Omari was more or less born into it, to two poet/musician parents in Brooklyn who moved around a lot (“Where do I think I’m from? I’m from Planet Zepton 7,” he says), before settling in Birmingham, where his first DJ gig was one of his dad’s birthday parties. Twenty or so 30-somethings and one 13-year-old kid with a new MacBook and an iTunes playlist – a visual stuck in time around 2007. Interspersed between his beats there have always been mixed media art pieces, drumming, poetry – a vast and genre-agnostic expanse.
Across 2500 miles and a handful of sun rotations, in Portland, a nine-year-old Leah penned a story of a little girl bit by a vampire in her sleep. The little girl’s head “exploded or something,” says Leah, whose conservative family disallowed her from watching TV about real people, but encouraged her love of sci-fi, fantasy and Russian horror films in particular. Her twenties were spent working for a local filmmaker she says she’d prefer not to name, though her pointing out that he wrote, shot and directed all his films gives way to a few worthy guesses.
In these presents times, she mostly directs, but has written, shot and edited and prefers that synergistic approach. Like Omari, for her, it was never about mastering just one discipline. Years after Omari relocated to Portland, the two became fans of each other’s work – two novas shining in the often-bleak formlessness of Instagram – and, in true Portland fashion, found out after the fact that they shared several acquaintances and friends.

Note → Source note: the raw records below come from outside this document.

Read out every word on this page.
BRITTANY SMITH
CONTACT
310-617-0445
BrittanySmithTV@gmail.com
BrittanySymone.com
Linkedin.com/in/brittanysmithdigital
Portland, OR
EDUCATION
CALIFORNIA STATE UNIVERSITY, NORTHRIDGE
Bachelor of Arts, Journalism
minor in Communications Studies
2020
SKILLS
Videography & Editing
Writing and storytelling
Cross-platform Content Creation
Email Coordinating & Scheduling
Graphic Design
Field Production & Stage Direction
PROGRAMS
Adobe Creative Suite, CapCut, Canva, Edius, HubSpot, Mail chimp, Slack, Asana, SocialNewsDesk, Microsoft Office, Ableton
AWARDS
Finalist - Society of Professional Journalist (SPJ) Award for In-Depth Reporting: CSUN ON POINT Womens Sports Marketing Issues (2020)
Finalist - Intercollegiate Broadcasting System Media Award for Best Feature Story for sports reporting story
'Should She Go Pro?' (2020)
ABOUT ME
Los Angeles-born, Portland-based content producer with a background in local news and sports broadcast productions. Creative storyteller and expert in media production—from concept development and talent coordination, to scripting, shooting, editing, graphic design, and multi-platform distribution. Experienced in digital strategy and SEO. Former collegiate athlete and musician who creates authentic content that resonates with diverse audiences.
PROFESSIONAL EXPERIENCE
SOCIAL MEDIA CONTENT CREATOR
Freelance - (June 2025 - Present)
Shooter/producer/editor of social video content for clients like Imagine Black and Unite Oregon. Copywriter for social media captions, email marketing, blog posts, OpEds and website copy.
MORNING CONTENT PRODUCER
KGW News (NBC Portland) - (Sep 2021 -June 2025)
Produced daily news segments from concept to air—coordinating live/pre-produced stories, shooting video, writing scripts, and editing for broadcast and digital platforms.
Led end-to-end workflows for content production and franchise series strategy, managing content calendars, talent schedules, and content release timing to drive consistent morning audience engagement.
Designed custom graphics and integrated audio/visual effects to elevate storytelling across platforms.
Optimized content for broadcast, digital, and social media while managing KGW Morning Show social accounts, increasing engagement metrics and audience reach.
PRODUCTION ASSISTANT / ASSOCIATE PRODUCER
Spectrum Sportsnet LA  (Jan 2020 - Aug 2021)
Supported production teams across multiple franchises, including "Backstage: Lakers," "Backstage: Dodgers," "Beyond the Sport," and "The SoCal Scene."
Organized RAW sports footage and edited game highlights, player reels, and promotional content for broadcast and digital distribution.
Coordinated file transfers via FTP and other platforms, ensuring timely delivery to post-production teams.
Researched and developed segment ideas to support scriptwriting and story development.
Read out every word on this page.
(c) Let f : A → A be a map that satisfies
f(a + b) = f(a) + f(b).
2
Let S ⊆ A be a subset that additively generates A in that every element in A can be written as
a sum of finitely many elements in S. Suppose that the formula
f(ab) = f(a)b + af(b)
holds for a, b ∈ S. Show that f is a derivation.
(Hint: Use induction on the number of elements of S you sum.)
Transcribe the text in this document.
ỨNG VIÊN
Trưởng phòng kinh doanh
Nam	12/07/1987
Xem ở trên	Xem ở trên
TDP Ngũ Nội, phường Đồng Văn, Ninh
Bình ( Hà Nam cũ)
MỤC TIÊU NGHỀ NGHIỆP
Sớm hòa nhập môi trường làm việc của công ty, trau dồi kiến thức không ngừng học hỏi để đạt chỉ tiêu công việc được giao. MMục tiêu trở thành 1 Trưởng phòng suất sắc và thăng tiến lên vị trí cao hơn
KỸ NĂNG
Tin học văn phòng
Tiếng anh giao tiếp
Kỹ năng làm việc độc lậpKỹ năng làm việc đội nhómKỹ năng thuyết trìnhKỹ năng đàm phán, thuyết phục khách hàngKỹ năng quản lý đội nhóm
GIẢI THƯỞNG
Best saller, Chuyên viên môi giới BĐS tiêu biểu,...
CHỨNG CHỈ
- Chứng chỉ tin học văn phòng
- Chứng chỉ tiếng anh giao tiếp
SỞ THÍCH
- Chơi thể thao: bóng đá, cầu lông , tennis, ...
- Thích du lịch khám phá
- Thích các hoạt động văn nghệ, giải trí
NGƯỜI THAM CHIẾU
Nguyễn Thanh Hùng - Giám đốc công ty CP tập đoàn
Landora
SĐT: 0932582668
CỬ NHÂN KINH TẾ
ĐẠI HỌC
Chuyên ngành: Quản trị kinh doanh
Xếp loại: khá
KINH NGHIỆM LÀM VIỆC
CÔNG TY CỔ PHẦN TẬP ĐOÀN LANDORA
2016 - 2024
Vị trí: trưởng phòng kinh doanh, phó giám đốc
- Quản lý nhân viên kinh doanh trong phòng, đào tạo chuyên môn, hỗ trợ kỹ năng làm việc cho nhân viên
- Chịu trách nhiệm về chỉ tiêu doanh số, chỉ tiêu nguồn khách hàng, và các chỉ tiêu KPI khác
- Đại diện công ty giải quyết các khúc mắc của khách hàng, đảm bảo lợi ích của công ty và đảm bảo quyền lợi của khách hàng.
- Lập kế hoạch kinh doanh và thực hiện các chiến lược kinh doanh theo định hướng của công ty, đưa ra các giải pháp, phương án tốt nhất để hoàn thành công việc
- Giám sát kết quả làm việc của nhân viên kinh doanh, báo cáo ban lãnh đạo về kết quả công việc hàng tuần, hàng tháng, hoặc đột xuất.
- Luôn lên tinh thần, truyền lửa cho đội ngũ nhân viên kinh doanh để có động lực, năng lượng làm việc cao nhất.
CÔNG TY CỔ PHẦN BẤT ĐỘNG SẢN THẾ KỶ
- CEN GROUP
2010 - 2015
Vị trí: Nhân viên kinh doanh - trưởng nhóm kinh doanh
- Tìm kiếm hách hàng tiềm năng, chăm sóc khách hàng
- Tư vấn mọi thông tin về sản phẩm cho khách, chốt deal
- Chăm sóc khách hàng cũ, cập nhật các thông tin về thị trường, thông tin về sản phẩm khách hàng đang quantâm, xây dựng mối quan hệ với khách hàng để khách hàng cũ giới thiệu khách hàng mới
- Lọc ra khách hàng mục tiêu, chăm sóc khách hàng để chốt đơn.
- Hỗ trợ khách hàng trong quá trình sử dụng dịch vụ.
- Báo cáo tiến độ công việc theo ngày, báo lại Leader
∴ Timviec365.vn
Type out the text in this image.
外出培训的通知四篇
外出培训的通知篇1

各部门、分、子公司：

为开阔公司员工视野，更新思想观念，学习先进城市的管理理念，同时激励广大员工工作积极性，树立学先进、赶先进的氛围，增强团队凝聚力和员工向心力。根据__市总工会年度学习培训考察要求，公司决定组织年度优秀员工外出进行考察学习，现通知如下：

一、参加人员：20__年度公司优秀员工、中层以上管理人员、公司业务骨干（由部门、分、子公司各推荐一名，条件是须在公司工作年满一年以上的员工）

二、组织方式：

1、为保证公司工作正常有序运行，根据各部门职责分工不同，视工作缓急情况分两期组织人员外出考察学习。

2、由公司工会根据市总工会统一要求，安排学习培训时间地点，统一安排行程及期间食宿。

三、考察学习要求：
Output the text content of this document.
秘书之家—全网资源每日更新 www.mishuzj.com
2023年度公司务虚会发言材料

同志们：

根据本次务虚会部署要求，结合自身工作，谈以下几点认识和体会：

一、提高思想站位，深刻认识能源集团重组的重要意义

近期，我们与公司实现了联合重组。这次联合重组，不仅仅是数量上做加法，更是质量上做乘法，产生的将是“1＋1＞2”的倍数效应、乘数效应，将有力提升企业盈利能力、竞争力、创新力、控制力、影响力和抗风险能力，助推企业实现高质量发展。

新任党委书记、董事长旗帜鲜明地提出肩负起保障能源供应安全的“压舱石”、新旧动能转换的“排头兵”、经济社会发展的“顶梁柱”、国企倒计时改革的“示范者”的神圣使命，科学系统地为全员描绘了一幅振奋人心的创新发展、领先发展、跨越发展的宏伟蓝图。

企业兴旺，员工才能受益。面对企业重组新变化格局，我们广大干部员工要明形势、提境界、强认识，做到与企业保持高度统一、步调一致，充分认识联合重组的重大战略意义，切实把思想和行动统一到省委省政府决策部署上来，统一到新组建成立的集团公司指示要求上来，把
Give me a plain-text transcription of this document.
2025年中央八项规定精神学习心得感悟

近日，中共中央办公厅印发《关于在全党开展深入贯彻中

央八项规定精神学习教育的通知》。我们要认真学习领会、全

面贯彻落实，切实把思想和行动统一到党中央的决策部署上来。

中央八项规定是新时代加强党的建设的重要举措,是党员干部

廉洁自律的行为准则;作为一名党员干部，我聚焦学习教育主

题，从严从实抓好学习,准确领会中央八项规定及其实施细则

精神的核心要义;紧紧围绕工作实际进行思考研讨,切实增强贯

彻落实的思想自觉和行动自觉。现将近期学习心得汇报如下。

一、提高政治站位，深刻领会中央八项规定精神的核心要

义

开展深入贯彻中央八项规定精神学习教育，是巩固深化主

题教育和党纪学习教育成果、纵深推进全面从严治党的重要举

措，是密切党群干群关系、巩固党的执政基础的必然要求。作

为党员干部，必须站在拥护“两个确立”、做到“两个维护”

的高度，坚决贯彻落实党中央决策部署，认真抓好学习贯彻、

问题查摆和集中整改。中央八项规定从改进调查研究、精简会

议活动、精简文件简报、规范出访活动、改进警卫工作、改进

Collaborations followed once they struck on a shared mental library of sci-fi and mythological imagery, much of which made its way into their most recent project: ‘Dream Child,’ a short film soundtracked by Omari’s song of the same name, which follows one sleeper’s subconscious experience but feels to the viewer like they themselves are dreaming in real time.
Masked figures, labyrinthine caves, mirrors and space dust populate a reality where there’s only one thing to do: keep running.
How is it that a dream, to the dreamer, feels so personal, specific and real, but that all our dreams have such a deep shared vocabulary?
We talk for a while about the filming of ‘Dream Child,’ about Portland, about what a special and talented group of people came together to make this project what it is – and somewhere in that, the question comes up of what exactly it is.
“Actually, Isabel, maybe I can ask you what you think about this,” says Leah, in a delightful reversal that’s rare in these conversations, “because right now we are really struggling with the terminology. We had been saying ‘short film/music video hybrid,’ but then there’s categories, and some festivals like you to either put it in the music video category, or the experimental category, or the short film category…”
And all I can think to say is, “Who cares what it is?”
The in-between-ness of the film is synonymous with its impact.
It’s easier to trust the waking mind because we’ve assumed that’s the mind that defines us. It sorts cleanly between “good dreams” and nightmares – but the dreaming mind is just running.
Leah’s breaking up again; I can’t remember what I wanted to ask next.